Le Monde, 16 décembre 2004. Deux adresses aux lecteurs. La première est explicite et est signée du directeur du quotidien et s’intitule : « A nos lecteurs » La seconde est implicite et prend la forme d’un dossier qui prend les lecteurs à témoin. A en croire Jean-Marie Colombani, Le Monde s’apprête à « remettre en lumière  » ses « fondamentaux  ». Mais à lire le dossier - « Enquête sur les filières de la « guerre sainte » en Irak », le rétablissement est loin d’être acquis !

Jean-Marie Colombani, rappelle avec « force », quelques règles intangibles en matière d’information : «  Le conditionnel n’est pas un mode de journalisme. La chaleur d’une affirmation ne peut se prévaloir sur l’indispensable froideur du jugement. La complexité même de la société dans laquelle nous vivons, sa dureté, nous obligent à placer l’expertise au centre de notre métier, à remettre en lumière nos fondamentaux, à mettre au - dessus de tout , le respect des faits. Sans renoncer en rien à la nécessité de révéler, de surprendre, il nous faudra chaque jour davantage veiller à strictement séparer l’information du commentaire, à vous garantir la qualité et la rigueur de nos informations  ». [souligné par nous]

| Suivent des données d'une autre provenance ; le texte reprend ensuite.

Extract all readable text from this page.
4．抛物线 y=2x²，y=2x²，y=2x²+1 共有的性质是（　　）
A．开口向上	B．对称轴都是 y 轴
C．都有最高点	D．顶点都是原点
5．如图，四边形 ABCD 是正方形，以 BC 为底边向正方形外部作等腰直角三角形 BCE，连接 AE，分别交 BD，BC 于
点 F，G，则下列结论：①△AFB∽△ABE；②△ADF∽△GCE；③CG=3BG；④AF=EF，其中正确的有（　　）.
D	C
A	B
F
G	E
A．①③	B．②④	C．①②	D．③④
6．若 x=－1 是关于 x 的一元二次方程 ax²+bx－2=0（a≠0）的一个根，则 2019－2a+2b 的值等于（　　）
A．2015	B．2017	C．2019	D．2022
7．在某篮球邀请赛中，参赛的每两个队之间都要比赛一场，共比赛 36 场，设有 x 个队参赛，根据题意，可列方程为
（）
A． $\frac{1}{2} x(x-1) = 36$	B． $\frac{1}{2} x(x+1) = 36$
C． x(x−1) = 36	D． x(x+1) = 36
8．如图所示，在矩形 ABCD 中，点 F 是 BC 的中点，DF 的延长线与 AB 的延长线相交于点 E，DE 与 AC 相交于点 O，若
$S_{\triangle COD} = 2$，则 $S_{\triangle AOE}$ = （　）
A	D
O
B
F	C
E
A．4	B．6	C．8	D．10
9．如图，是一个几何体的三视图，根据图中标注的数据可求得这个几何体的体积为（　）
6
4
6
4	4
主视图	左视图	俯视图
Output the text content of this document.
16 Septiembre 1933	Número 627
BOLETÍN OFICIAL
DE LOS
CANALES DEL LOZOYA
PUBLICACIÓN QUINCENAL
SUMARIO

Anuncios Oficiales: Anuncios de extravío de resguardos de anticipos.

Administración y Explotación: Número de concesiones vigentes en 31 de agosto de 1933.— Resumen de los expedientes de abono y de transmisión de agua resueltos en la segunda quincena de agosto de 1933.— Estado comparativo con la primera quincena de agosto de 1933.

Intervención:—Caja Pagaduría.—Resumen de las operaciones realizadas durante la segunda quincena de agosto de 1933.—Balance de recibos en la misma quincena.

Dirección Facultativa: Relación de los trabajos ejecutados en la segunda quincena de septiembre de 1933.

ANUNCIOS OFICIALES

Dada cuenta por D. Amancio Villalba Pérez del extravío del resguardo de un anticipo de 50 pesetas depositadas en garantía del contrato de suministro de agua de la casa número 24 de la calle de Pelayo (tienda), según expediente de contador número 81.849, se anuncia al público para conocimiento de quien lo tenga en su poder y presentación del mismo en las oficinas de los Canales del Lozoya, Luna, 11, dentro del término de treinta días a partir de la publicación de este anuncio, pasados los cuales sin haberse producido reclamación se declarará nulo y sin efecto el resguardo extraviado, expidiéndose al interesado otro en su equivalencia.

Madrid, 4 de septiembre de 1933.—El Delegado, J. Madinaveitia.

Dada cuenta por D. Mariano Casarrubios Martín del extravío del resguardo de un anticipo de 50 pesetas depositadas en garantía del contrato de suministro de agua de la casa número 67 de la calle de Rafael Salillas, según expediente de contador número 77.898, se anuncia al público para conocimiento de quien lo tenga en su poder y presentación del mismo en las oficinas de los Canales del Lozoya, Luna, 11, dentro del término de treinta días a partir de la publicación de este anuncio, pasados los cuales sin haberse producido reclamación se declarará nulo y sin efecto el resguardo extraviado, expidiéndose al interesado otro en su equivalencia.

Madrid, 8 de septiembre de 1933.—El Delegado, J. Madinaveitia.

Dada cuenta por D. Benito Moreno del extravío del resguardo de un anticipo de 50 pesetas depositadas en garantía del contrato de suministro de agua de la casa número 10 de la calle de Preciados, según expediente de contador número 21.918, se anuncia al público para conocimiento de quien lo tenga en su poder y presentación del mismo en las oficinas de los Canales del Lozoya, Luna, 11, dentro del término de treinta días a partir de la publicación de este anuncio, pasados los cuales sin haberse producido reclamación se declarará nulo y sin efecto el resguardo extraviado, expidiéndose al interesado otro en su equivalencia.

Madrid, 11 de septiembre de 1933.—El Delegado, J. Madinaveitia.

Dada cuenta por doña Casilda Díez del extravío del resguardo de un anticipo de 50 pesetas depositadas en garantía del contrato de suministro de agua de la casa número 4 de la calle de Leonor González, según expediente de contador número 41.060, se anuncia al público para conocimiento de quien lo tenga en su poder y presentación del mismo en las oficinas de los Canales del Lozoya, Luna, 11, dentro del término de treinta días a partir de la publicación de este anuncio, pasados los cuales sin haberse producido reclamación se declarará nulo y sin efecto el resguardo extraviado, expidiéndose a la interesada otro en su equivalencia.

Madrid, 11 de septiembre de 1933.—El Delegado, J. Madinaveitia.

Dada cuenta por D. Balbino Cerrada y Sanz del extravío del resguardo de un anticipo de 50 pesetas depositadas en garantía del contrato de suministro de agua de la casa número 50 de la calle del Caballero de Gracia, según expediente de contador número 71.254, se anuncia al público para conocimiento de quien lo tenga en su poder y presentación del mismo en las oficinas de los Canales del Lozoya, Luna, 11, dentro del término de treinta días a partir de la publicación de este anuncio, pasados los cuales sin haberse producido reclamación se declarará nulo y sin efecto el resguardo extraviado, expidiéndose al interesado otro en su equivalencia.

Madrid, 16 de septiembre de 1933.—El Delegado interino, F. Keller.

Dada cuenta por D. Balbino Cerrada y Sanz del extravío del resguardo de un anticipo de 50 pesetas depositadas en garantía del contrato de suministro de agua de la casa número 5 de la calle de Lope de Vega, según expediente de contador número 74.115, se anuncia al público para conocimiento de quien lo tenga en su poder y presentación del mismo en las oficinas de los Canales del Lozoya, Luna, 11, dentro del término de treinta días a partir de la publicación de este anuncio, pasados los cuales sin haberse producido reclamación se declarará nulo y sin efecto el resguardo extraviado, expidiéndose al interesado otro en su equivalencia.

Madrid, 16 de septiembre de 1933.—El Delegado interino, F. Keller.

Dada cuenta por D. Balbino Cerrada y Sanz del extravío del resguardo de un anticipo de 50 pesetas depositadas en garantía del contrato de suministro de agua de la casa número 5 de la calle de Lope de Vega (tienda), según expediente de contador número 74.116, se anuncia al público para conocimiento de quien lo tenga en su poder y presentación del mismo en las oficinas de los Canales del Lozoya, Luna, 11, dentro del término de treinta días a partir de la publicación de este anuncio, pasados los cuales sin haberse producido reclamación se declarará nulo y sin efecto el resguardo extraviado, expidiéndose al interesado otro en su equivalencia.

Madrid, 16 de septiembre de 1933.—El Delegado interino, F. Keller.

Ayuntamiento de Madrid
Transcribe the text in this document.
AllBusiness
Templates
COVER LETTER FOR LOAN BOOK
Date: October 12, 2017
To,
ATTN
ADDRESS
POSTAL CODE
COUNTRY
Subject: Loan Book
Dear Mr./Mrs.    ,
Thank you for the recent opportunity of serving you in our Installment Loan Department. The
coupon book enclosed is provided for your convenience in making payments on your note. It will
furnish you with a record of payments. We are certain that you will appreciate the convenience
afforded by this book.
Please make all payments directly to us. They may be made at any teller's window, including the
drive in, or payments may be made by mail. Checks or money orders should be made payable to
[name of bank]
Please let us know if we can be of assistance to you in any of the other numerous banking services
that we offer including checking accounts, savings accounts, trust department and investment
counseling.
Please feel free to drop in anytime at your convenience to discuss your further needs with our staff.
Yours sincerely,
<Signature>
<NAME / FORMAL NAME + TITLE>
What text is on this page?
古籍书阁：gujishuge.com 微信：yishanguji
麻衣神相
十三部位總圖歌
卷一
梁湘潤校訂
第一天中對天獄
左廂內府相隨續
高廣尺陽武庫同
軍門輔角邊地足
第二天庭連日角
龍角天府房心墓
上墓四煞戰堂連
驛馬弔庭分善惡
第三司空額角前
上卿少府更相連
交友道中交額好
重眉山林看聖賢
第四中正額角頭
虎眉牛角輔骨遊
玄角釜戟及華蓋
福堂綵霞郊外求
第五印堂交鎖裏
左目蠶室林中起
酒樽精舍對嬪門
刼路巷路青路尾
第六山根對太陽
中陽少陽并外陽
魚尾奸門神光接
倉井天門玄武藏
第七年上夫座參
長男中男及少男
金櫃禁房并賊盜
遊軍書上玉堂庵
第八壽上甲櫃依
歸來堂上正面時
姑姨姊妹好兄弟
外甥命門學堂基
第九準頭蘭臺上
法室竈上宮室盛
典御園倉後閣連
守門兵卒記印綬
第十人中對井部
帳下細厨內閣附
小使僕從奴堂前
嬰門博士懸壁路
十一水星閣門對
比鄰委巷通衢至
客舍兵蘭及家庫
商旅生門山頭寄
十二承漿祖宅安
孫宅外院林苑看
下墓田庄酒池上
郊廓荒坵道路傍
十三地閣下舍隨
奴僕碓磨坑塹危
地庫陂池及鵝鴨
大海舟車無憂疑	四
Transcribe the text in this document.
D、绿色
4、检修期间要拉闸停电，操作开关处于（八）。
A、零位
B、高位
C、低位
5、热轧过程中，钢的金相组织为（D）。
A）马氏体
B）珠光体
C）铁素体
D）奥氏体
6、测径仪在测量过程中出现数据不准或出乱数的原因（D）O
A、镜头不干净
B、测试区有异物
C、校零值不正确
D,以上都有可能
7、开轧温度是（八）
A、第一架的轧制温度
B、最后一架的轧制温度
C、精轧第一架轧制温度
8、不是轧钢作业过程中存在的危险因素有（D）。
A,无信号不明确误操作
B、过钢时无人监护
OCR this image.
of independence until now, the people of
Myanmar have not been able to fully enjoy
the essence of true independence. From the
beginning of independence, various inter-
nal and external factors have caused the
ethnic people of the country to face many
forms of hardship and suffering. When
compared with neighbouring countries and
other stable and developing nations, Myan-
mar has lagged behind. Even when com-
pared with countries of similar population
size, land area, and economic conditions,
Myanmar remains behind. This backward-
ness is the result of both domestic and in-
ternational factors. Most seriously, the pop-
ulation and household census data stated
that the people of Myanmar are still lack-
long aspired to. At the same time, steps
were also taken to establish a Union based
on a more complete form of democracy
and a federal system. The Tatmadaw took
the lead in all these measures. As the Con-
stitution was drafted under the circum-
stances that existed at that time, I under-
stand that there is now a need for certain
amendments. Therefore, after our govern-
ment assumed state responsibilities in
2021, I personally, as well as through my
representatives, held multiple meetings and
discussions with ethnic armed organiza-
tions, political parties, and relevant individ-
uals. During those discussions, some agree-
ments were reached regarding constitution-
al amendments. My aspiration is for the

On peut vérifier immédiatement, dans la même édition, ce que valent ces règles quand elles sont mises en application par Gilles Davet et Piotr Smolar dans le dossier « Enquête sur les filières de la « guerre sainte » en Irak ».

Des faits et des sources

Deux articles, aux titres accrocheurs (et partiellement contradictoires) permettent de vérifier ce retour aux règles : « Les filières de recrutement de la « guerre sainte » sont en place » et « Des embryons de réseaux que les spécialistes jugent encore marginaux, sans commune mesure avec l’Afghanistan ».

Comme « le conditionnel n’est pas un mode de journalisme », Gilles Davet et Piotr Smolar, ne s’en servent qu’à... 25 reprises ! Et, comme la vérification de l’information et le croisement des sources sont les conditions de « l’expertise »..., nos enquêteurs n’utilisent comme source d’informations que les seuls services de police, renseignement généraux ou de renseignements (DGSE, DST pour la France, CIA ou services secrets allemands ou occidentaux,) qui sont cités à ... 29 reprises.

A ce stade, il n’est sans doute pas inutile de préciser que Piotr Smolar a été un auditeur de l’Institut des Hautes Etudes de Sécurité Intérieure, transformé par un décret paru au journal officiel le 27 juillet 2004, en Institut National des Hautes Etudes de Sécurité (INHES). Cet organisme, placé directement sous l’autorité du Ministre de l’Intérieur, a été mis en place en 1989 ; son objectif affiché « était de favoriser, par une meilleure compréhension, l’adhésion du plus grand nombre aux nouvelles politiques, car la sécurité est l’affaire de tous. Tel était notre slogan  » [1].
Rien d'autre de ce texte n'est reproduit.